Answer 1 in that thread basically says that even if there was a rotational cost, it wouldn't matter for millions of years, which is itself incorrect. The sun will be a red giant and consume the earth long before the earth slows to the same speed as the moons orbit regardless of tidal power. The moon is slowing the earth by 1.8 milliseconds per century.

Answer 2 in that thread is closer, but ignores that anywhere that we'd be building tidal plants is where the tidal energy would be knocking against the shore anyway. So the same energy will be transferred with or without the plant.

Answer 3 isn't even worth considering as it assumes a perfectly spherical frictionless world and gets the physics of even that simplified model wrong anyway.

I mean, really, the forces involved with creating tides are astronomical. If a real physicist could find an effect, it would be so many decimals down there as to be laughable.
 
Instability of the element? I don't think you mean that, as lithium is a fairly stable element. Perhaps you meant chemical reactivity of lithium metal (and the other group 1 metals)?

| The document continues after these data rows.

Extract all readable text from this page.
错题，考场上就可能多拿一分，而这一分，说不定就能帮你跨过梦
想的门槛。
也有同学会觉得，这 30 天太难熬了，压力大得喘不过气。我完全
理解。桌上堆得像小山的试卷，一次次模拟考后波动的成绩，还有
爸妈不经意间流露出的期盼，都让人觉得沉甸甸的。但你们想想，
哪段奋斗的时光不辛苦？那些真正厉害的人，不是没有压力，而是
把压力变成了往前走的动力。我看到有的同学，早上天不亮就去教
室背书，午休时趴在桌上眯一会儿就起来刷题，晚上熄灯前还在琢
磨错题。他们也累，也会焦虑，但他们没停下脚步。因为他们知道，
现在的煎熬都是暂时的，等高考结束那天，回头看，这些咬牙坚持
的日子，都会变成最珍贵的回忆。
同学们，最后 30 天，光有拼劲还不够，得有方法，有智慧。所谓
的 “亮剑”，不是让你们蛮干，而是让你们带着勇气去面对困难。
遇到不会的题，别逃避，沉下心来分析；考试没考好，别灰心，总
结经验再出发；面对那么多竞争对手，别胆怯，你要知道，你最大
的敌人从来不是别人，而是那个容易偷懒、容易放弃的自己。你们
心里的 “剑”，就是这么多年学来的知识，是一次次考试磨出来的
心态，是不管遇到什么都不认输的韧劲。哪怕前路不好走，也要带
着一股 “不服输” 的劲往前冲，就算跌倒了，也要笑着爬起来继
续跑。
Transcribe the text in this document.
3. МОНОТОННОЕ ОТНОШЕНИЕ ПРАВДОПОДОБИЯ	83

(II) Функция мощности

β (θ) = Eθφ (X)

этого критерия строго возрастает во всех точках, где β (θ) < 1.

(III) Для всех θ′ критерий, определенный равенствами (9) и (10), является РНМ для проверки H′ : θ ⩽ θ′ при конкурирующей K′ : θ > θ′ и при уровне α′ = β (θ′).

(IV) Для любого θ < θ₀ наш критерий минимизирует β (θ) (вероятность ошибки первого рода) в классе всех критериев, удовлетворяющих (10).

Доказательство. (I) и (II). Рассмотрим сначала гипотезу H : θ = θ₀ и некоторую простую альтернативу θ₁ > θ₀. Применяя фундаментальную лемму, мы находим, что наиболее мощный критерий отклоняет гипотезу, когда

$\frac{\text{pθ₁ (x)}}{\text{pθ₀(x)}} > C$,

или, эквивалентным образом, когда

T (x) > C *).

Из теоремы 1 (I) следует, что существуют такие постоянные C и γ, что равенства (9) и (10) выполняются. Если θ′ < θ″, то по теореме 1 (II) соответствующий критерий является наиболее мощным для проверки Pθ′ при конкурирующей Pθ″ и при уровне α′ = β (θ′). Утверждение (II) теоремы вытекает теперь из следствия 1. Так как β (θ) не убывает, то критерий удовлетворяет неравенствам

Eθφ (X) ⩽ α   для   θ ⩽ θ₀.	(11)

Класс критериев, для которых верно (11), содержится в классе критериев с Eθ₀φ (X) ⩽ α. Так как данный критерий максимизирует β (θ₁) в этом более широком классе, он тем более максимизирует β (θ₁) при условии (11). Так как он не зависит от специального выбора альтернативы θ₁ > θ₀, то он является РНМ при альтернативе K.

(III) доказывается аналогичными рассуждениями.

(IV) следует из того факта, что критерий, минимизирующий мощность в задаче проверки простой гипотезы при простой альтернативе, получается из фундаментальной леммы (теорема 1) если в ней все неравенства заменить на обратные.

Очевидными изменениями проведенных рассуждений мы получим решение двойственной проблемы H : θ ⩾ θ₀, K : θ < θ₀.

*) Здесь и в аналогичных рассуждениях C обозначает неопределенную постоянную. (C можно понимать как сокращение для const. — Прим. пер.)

"Stable" is used in chemistry as well, not just physics. In chemistry it means relatively non-reactive. In physics it means, as you allude, that it isn't radioactive.

By a chemist's usage, lithium is wildly unstable. In physics it's stable.
 
"Stable" is used in chemistry as well, not just physics. In chemistry it means relatively non-reactive. In physics it means, as you allude, that it isn't radioactive.

By a chemist's usage, lithium is wildly unstable. In physics it's stable.
As an active chemist, I say lithium metal is reactive, and less reactive than sodium and the other group 1 metals. I tend to use "stable" in the context of molecules rather than elements, unless I'm talking radio chemistry.
 
Oh boy, more hours in the day! I wonder how many millions of years we have to wait. :D

It's a closely guarded secret, but by current measurements the days were only 22 hours long just a few years ago. It's why many old people get up at 5 am, and have to take naps in the afternoon. I worked with a guy who was so old that he said, as a kid, he'd get dizzy just because the earth spun so fast. That's why dinosaurs were so heavy...had to be, to keep from flying off.